Saying that allowing the 1961 convictions of black protesters of segregation to stand any longer is “abhorrent,” retired state Supreme Court Chief Justice Ernest Finney will return to Rock Hill on Wednesday for a court hearing during which the convictions of the Friendship Nine will be vacated.
The 10 a.m. hearing at Rock Hill Municipal Court, expected to draw a national audience, will be broadcast on networks across the United States.
Finney, the first black justice on the State Supreme Court, was the lawyer for the protesters from all-black Friendship Junior College who were arrested Jan. 31, 1961, for sitting down to eat at a whites-only lunch counter at McCrory’s on Main Street in downtown Rock Hill.
In a new court filing that is part of the historic overturning of the case, Finney described the segregation laws and customs that separated whites and blacks at that time in schools, restaurants and other public places as “repugnant” and “inconsistent with any notion of equality.”

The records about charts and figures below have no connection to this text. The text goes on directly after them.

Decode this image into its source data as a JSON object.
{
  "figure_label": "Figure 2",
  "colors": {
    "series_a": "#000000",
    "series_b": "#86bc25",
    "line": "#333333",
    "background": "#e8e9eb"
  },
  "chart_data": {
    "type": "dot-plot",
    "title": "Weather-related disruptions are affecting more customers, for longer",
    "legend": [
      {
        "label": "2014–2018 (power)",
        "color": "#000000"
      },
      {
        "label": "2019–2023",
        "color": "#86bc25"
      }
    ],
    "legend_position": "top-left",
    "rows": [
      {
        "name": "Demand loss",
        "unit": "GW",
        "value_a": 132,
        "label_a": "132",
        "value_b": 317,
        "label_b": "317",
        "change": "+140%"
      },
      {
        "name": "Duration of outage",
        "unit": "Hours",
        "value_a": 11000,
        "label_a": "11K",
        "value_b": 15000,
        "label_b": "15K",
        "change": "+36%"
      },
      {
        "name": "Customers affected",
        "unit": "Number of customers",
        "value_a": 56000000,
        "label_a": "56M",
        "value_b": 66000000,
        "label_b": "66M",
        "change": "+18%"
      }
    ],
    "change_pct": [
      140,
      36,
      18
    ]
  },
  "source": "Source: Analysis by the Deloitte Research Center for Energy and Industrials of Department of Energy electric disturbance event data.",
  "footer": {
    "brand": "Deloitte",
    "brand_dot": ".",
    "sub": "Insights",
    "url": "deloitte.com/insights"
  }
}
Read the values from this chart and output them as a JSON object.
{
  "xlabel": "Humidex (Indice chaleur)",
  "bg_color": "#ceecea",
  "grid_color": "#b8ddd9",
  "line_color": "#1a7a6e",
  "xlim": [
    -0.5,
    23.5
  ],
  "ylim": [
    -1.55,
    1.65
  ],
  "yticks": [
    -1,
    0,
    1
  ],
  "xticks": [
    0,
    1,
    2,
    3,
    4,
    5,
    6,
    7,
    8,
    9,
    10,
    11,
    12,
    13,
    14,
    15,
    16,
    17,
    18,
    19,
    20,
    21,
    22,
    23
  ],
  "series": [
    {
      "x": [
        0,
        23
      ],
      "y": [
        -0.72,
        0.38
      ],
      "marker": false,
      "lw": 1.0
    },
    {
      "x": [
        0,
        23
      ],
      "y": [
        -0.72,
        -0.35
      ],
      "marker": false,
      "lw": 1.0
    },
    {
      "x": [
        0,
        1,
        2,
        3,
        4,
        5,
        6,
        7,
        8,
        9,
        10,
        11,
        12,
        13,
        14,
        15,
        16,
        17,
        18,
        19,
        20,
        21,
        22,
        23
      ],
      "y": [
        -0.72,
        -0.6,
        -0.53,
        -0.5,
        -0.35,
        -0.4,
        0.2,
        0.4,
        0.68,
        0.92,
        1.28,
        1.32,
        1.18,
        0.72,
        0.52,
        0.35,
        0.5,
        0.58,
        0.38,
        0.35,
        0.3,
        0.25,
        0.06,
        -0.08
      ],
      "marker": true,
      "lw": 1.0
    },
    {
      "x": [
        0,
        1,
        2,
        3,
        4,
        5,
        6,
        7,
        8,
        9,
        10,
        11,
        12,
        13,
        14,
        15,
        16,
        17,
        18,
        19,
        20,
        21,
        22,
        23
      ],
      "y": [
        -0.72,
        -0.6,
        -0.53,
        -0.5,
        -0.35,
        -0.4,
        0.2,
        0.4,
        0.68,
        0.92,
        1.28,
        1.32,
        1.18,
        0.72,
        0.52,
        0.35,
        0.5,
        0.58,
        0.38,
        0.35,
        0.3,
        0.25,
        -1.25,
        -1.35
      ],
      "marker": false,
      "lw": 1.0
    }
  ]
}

Nine Friendship students – David Williamson Jr., Willie T. “Dub” Massey, Clarence Graham, James Wells, Willie McCleod, Mack Workman, John Gaines, Charles Taylor and the late Robert McCullough, all Rock Hill natives – were arrested and convicted, along with civil rights organizer Thomas Gaither from Great Falls, who already had graduated from college.
They were given the choice of paying a $100 fine or spending 30 days in jail at hard labor.
Up to that point in the civil rights movement, protesters had paid their fines and gone home after being convicted.
But nine of the men arrested in Rock Hill that day chose instead to stay for a month at York County’s prison farm. That “Jail, No Bail” strategy reignited civil rights protests around the country.
Four black protesters from other states – Ruby Doris Smith, Diane Nash, Charles Sherrod and Charles Jones – came to Rock Hill shortly after the convictions in 1961. After their arrests, they chose to spend a month in jail to show their support for the Friendship Nine. They also will be exonerated in Wednesday’s hearing.
Sixteenth Circuit Solicitor Kevin Brackett will support Finney’s motion, and Circuit Court Judge John C. Hayes III – nephew of the original trial judge – will order that the convictions be vacated.